Title: Microsoft’s Bid to Sell Bing to Apple Blocked by Google, Says CEO
In a surprising revelation, Microsoft has claimed that its attempt to sell its search engine, Bing, to tech giant Apple was thwarted by Google. Mikhail Parakhin, the CEO of Advertising and Web Services at Microsoft, disclosed that his company had offered Apple more than 100% of the revenue or gross profit to make Bing its default search engine. However, Apple rejected the proposal due to its existing deal with Google.
Notably, Microsoft claimed that its offer to pay Apple exceeded what Google was offering, which was approximately 60%. The exact amount that Microsoft put forth remained undisclosed, but it would have ultimately resulted in a significant loss for the software behemoth. This rejection from Apple raises questions about whether the partnership with Google is solely driven by financial motives. In turn, it reinforces Google’s argument that its search engine is superior to its competitors.
Furthermore, Microsoft asserted that its proposal to Apple was superior to Google’s based on estimates of the revenue payments the search giant was making to Apple in the US. Parakhin added that Microsoft also attempted to pitch Bing as the default search engine to Samsung. However, the conversations were shut down in the early stages due to Samsung’s existing contract with Google.

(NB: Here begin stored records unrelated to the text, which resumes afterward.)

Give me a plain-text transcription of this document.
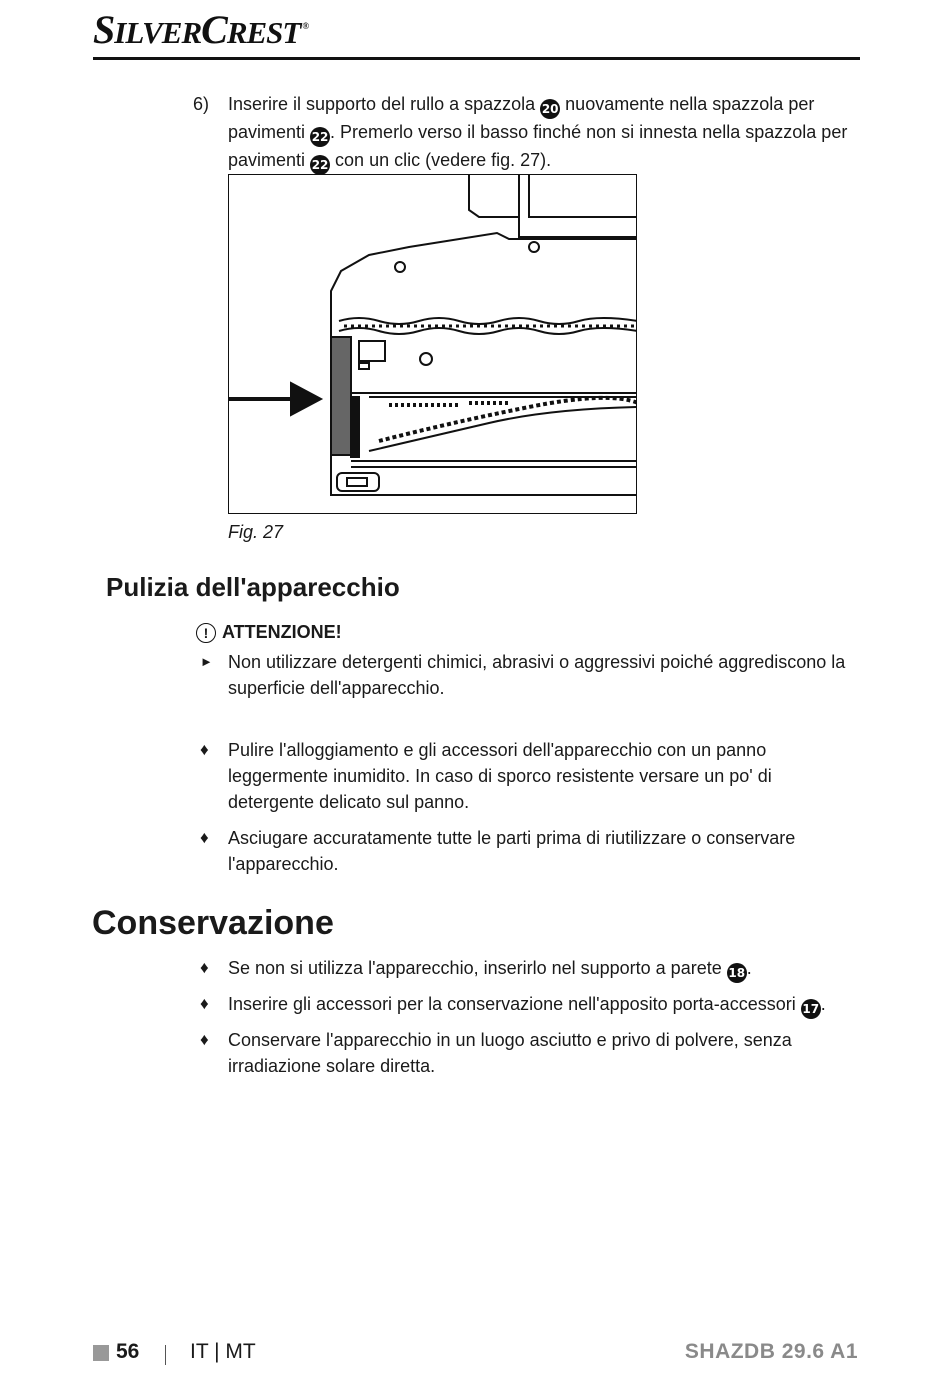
SILVERCREST ®
6) Inserire il supporto del rullo a spazzola 20 nuovamente nella spazzola per pavimenti 22. Premerlo verso il basso finché non si innesta nella spazzola per pavimenti 22 con un clic (vedere fig. 27).
Fig. 27
Pulizia dell'apparecchio
! ATTENZIONE!
► Non utilizzare detergenti chimici, abrasivi o aggressivi poiché aggrediscono la superficie dell'apparecchio.
♦ Pulire l'alloggiamento e gli accessori dell'apparecchio con un panno leggermente inumidito. In caso di sporco resistente versare un po' di detergente delicato sul panno.
♦ Asciugare accuratamente tutte le parti prima di riutilizzare o conservare l'apparecchio.
Conservazione
♦ Se non si utilizza l'apparecchio, inserirlo nel supporto a parete 18.
♦ Inserire gli accessori per la conservazione nell'apposito porta-accessori 17.
♦ Conservare l'apparecchio in un luogo asciutto e privo di polvere, senza irradiazione solare diretta.
56 IT | MT	SHAZDB 29.6 A1
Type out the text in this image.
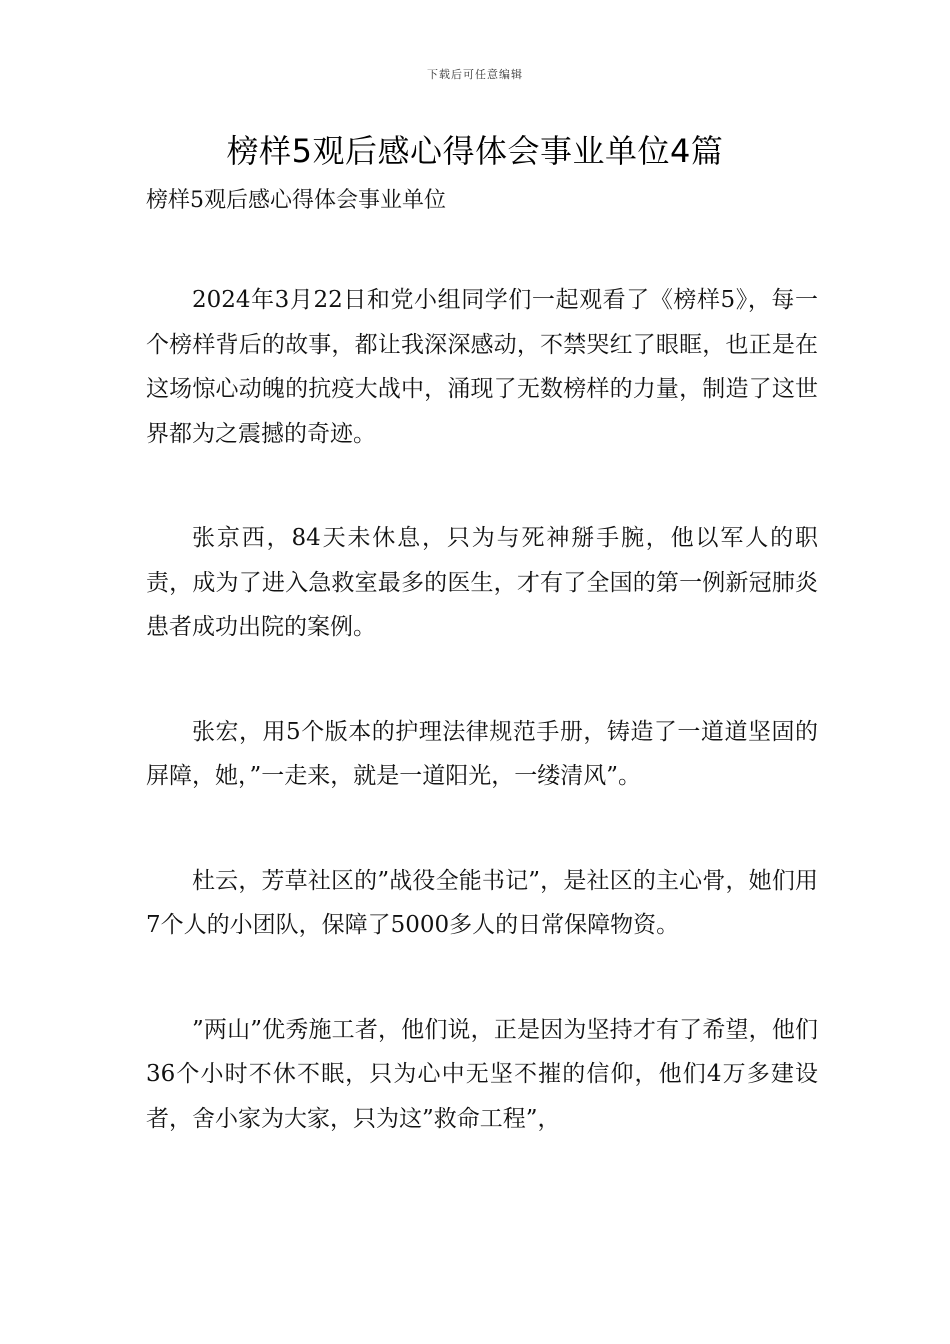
下载后可任意编辑
榜样5观后感心得体会事业单位4篇
榜样5观后感心得体会事业单位

2024年3月22日和党小组同学们一起观看了《榜样5》，每一个榜样背后的故事，都让我深深感动，不禁哭红了眼眶，也正是在这场惊心动魄的抗疫大战中，涌现了无数榜样的力量，制造了这世界都为之震撼的奇迹。

张京西，84天未休息，只为与死神掰手腕，他以军人的职责，成为了进入急救室最多的医生，才有了全国的第一例新冠肺炎患者成功出院的案例。

张宏，用5个版本的护理法律规范手册，铸造了一道道坚固的屏障，她，”一走来，就是一道阳光，一缕清风”。

杜云，芳草社区的”战役全能书记”，是社区的主心骨，她们用7个人的小团队，保障了5000多人的日常保障物资。

”两山”优秀施工者，他们说，正是因为坚持才有了希望，他们36个小时不休不眠，只为心中无坚不摧的信仰，他们4万多建设者，舍小家为大家，只为这”救命工程”，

Regarding Apple, Parakhin suggested that the optimal move for the tech giant would have been to switch to Microsoft in the US while continuing its partnership with Google in the rest of the world. However, given the circumstances, Microsoft acknowledges that it was likely too small to win the deal with Apple.
This revelation regarding the bid to sell Bing sheds light on the complex dynamics and intense competition within the tech industry. As search engines continue to shape our digital experiences, the battles for dominance will undoubtedly persist, with major players like Microsoft, Apple, and Google vying for a larger share of the market.